L’élection de Biden n’a pas entraîné un retour à un multilatéralisme global. Le retour à une politique wilsonnienne n’est pas envisageable dans l’immédiat, ainsi que l’a illustré la réaction mesurée des États-Unis dans la crise ukrainienne, mêlant adroitement sanctions et menaces comminatoires.

En Europe, la situation est confuse et incertaine, tandis que la dépendance militaire aux États-Unis reste d’un poids décisif sur les politiques nationales de défense. Les Britanniques, Européens du dehors, entendent bien redevenir un acteur capital. Puissance nucléaire, le Royaume uni forcera l’Union européenne (UE) à compter avec lui pour orienter la défense européenne. Dans sa Revue intégrée de sécurité, de défense, de développement et de politique étrangère, présentée en mars 2021, le pays identifiait déjà la Russie comme menace « la plus significative » à la sécurité internationale, une clairvoyance qui a malheureusement fait défaut à ses alliés.
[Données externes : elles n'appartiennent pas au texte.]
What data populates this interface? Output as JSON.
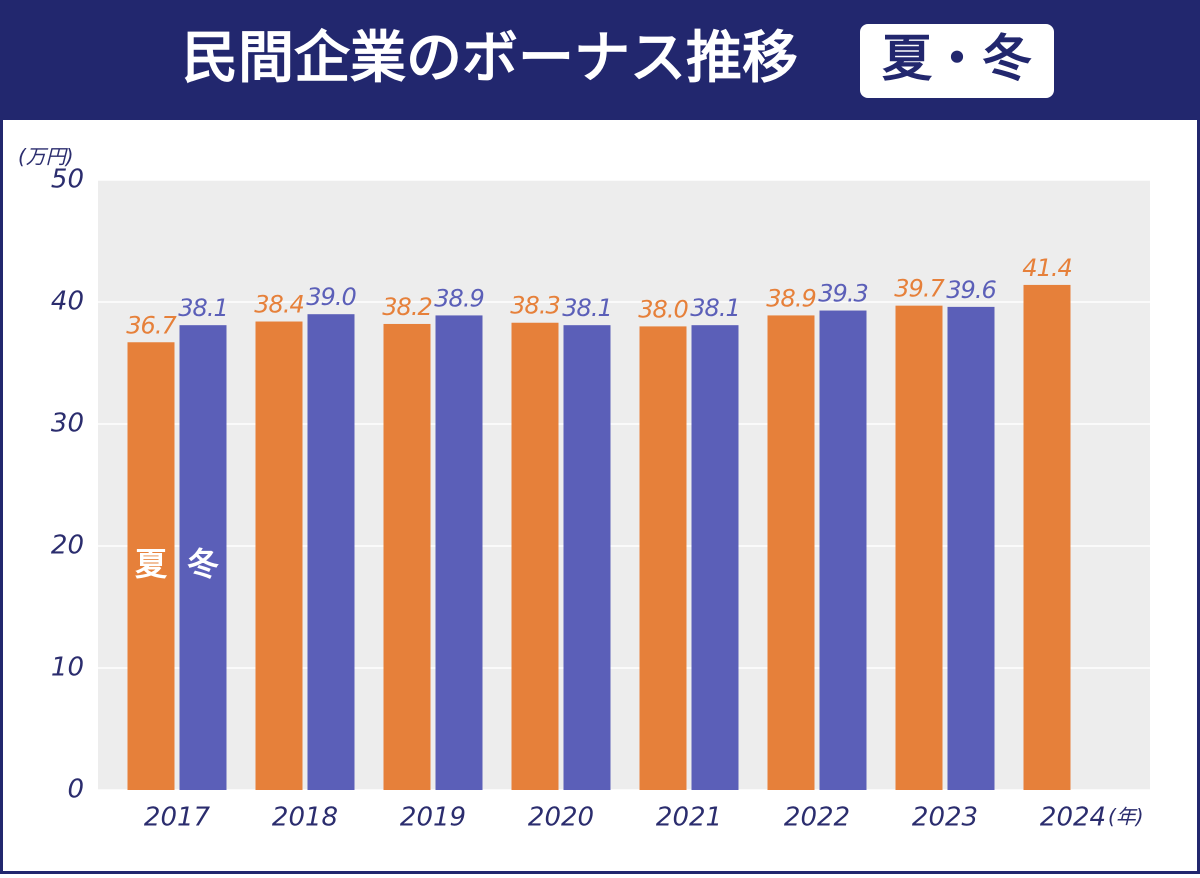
{
  "chart_data": {
    "type": "bar",
    "title": "民間企業のボーナス推移",
    "badge": "夏・冬",
    "y_unit": "(万円)",
    "x_unit": "(年)",
    "categories": [
      "2017",
      "2018",
      "2019",
      "2020",
      "2021",
      "2022",
      "2023",
      "2024"
    ],
    "series": [
      {
        "name": "夏",
        "color": "#e6803a",
        "values": [
          36.7,
          38.4,
          38.2,
          38.3,
          38.0,
          38.9,
          39.7,
          41.4
        ],
        "value_labels": [
          "36.7",
          "38.4",
          "38.2",
          "38.3",
          "38.0",
          "38.9",
          "39.7",
          "41.4"
        ]
      },
      {
        "name": "冬",
        "color": "#5b5fb8",
        "values": [
          38.1,
          39.0,
          38.9,
          38.1,
          38.1,
          39.3,
          39.6,
          null
        ],
        "value_labels": [
          "38.1",
          "39.0",
          "38.9",
          "38.1",
          "38.1",
          "39.3",
          "39.6",
          null
        ]
      }
    ],
    "ylim": [
      0,
      50
    ],
    "yticks": [
      0,
      10,
      20,
      30,
      40,
      50
    ],
    "grid": true
  }
}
La politique de sécurité commune tardera encore à survenir dans une Europe des 27 qui préfère s’abriter sous le parapluie de l’OTAN. La guerre en Ukraine marque toutefois un tournant pour l’Europe en même temps qu’une prise de conscience brutale de sa dépendance. L’adoption, le 21 mars, du premier Livre blanc de défense européenne est un geste de souveraineté longtemps attendu.

Un premier pas tout au moins vers cet objectif, à condition que cette défense commune s’arrime sans heurts à l’instrument otanien, au moment où les États-Unis ont le regard tourné vers l’Asie (l’alliance stratégique Quad, la nouvelle alliance tripartite AUKUS).

C’est en Allemagne que la guerre en Ukraine entraîne les mutations les plus profondes, la RFA rompant avec la « culture de la retenue » héritée de Yalta. L’adoption par le Conseil de l’UE, à son initiative, de la « boussole stratégique » confirme son statut de puissance européenne dominante.

Sur ce nouvel échiquier mondial, le Canada ne pourra jouer qu’un rôle modeste et épisodique, sans jamais être en mesure d’infléchir décisivement le cours des évènements. La mise en œuvre d’une nouvelle politique internationale sera ardue et complexe, tant l’horizon paraît brouillé et périlleux. Le Canada peut pourtant contribuer à forger cette « conscience internationale commune » espérée par Kissinger et plus nécessaire que jamais.